57

177 28 21
                                    


– Wiesz, gdzie jest Minju?

Chaewon odwróciła wzrok od komputera i spojrzała na swoją młodszą siostrę. Jej mina wyrażała zamyślenie, a po chwili rzuciła:

– Nie ma jej w gabinecie?

– Nie – odparła, a Kim skrzywiła się wyraźnie – Wiem, też jestem zaskoczona.

– Na pewno jest gdzieś tutaj – wzruszyła ramieniem – Nie może siedzieć bez pracy zbyt długo.

Yunjin przytaknęła zrezygnowana i zamknęła drzwi, kierując się do wyjścia z hotelu. W końcu pozbierała wszystkie swoje myśli i chciała porozmawiać z siostrą, ale jak na złość akurat teraz nie mogła jej znaleźć. Minju zawsze była w swoim gabinecie, dlatego brak jej obecności mocno ją zdekoncentrował. Stwierdziła, że poszuka jej na zewnątrz, bo tylko tam nie sprawdzała.

Minęła bar i basen, gdzie spotkała Sima, który zadał jej standardowe pytanie, jakim było: “kiedy zaczyna zmianę”. Skręciła w prawo, aby dotrzeć na tyły budynku i och, jakim zdziwieniem było dostrzeżenie Minju siedzącej jak gdyby nigdy nic na płycie, na której jeszcze kilka dni temu składała przysięgę małżeńską.

Pewnym krokiem podeszła do starszej i zajęła miejsce obok niej, a ta ani drgnęła.

– Cześć. Co tutaj robisz? – odezwała się.

– Nic.

Huh przytaknęła, zaciskając usta w wąską linię. Oczekiwała bardziej rozwiniętej odpowiedzi, z której mogłaby wyprowadzić rozmowę, a nie tego.

– Słuchaj–

– Chyba faktycznie jestem beznadziejna.

– Co? – wydusiła młodsza.

– Jestem zapatrzona w siebie i wiecznie zapracowana.
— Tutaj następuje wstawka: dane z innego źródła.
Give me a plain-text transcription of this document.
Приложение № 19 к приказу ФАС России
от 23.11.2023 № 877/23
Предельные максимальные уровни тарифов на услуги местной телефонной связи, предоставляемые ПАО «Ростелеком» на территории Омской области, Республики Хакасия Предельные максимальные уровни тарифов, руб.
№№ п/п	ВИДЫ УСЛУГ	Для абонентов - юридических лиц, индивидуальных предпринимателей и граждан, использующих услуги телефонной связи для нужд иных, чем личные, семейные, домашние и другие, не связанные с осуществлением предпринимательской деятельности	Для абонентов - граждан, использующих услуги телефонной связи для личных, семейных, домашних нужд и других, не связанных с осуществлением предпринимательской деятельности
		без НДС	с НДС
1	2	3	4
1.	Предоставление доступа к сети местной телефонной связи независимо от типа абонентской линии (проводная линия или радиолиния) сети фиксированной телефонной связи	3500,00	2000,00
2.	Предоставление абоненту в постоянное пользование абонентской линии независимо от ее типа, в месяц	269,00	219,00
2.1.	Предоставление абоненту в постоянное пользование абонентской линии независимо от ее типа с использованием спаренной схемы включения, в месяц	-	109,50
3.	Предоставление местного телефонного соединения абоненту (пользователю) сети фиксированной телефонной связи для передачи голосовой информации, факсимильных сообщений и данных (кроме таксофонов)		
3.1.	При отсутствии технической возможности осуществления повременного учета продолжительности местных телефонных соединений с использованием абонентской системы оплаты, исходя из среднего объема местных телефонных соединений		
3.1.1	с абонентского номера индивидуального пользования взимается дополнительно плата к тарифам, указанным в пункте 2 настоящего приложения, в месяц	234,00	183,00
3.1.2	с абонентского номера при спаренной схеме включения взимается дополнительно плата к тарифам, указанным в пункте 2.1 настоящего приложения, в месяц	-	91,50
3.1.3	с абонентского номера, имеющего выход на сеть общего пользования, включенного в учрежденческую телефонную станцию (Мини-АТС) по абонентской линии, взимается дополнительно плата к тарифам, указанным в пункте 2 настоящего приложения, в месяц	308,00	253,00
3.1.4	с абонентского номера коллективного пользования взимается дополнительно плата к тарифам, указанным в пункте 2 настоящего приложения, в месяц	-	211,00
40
Nie umiem cieszyć się szczęściem innym. Nie jestem empatyczna. Jestem dla was beznadziejną siostrą. Żoną w sumie też.

– Dlaczego?

– Pokłóciłam się z Sethem, bo stwierdziłam, że podróż poślubna jest bez sensu. On powiedział, że chciał ją zorganizować, żebym w końcu mogła odpocząć, a ja, że nie jest mi to potrzebne. Powiedział mi coś podobnego jak ty wtedy.

– Och – westchnęła – Chciałam przeprosić za to, co wtedy mówiłam. Za ostro cię potraktowałam.

– Ja też przepraszam – spojrzała na nią pierwszy raz, odkąd obok niej usiadła – Rozumiem, że się z nimi zaprzyjaźniłaś i chcesz pomóc.

– Nie jesteś beznadziejna.

– Nie musisz tak mówić, żeby zrobiło mi się lepiej – uśmiechnęła się smutno – Seth miał rację.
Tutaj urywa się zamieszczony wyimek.